I think I’ve described my writing aesthetic in one of the sections in my collection, which I have captioned “As leaves to a tree.” Sometimes the germ of inspiration is a seed that lies dormant in the sub-soil for months, which sprouts suddenly one day; at others it is a flash of lightning; at yet others, it is a jigsaw puzzle, the pieces teasing, tantalizing, with the final piece refusing to fit in till the last euphoric moment, and sometimes it comes from my womb, with all the pangs of childbirth. At the practical level, I need to sit at my writing-desk with my thesaurus at hand, and I make a ‘heap’ of all the associations that the poem, book, article evokes in me, and as I go about my other duties, my subconscious takes over. I then make a rough plan of my writing project, and again leave it. I finally hone it into shape. I always write my first draft in a large notebook, with a Mont Blanc pen, and later transfer it onto the computer. I must mention that alliteration is second nature to me.
Who are your favorite authors?
Rabindranath Tagore, John Galsworthy, Nadine Gordimer, J.M. Coetzee, Chinua Achebe, Orhan Pamuk, Harper Lee Arundhathi Roy, Fatima Bhutto, Nadifa Mohammed, Michelle Cohen Corasanti, Rainer Maria Rilke, Pablo Neruda, Octavio Paz, Jane Hirshfield, Dorianne Laux, Gregory Orr, to mention a few favourite writers and poets.
What’s the most challenging piece of writing you’ve attempted? Tell us why.
The most challenging piece of writing I have attempted so far is a monument of words to my late daughter: “Fly Away Paloma.” While writing it, I felt like the mermaid who prayed for the gift of feet, and for whom every step that she took was like a sword-thrust which drew blood. Likewise, the recollections were like sword-thrusts in my guts, and there were months when I could not write.

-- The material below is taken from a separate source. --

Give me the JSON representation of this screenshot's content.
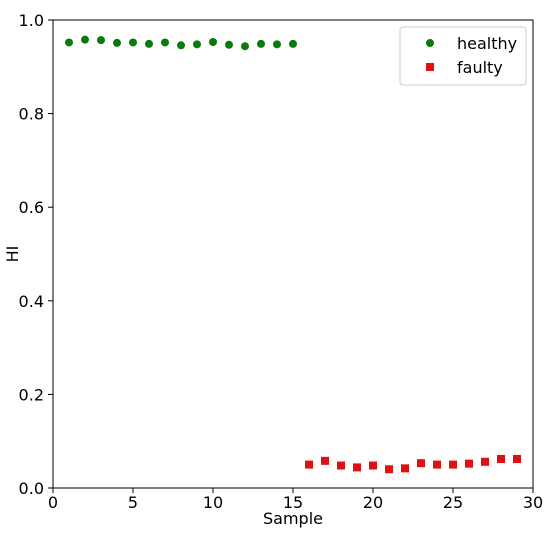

What’s your idea of bliss?
To be in the flow of writing, soaring on the wings of the wind, in an untethered, unfettered movement, when the sky is just a glass-ceiling. To attain the nirvana of writing the last line of one’s poem, that Khalil Gibran spoke of.
What makes you angry, and I mean all-out-smash-the-china raving mad?
Exploitation, injustice, emotional terrorism, scape-goating innocent victims, intellectual and emotional terrorism. Above all, RAPE.
What books would you take with you on a three-month retreat in the boondocks?
Comparative philosophy, comparative spirituality, including the insightful belief systems of indigenous peoples and tribals, like Native American wisdom, the philosophy of ubuntu, of South Africa, Huna of Hawaii, contemporary poetry anthologies, including works by Denise Levertov, Margaret Atwood, Eduardo Galeano, Saeed Jones, K. Satchidanandan, Meena Alexander, Sudeep Sen, Arundhathi Subramaniam… Solar Storms by Linda Hogan, books by Leslie Silko, A Strangeness in my mind by Orhan Pamuk…
Your house is burning down. What’s the most important thing you’d want to take with you?
Describe your life philosophy.
My life philosophy, my credo, can be expressed as faith in inter-connectivity, inter-being, Buddha’s Net Of Indra.
Indu K. Mallah is a writer, poet, literary critic and social activist. Several of her short stories have been broadcast over BBC, two of her screenplays have won national awards, and her novel, Shadows In Dream-time, has won wide critical acclaim, and has been translated into several languages. Several years ago, a cross-section of her writings was showcased on a BBC website on South Asian women writers. A collection of her poems, B(r)oken Moon and Other Poems, was recently published by Authorspress.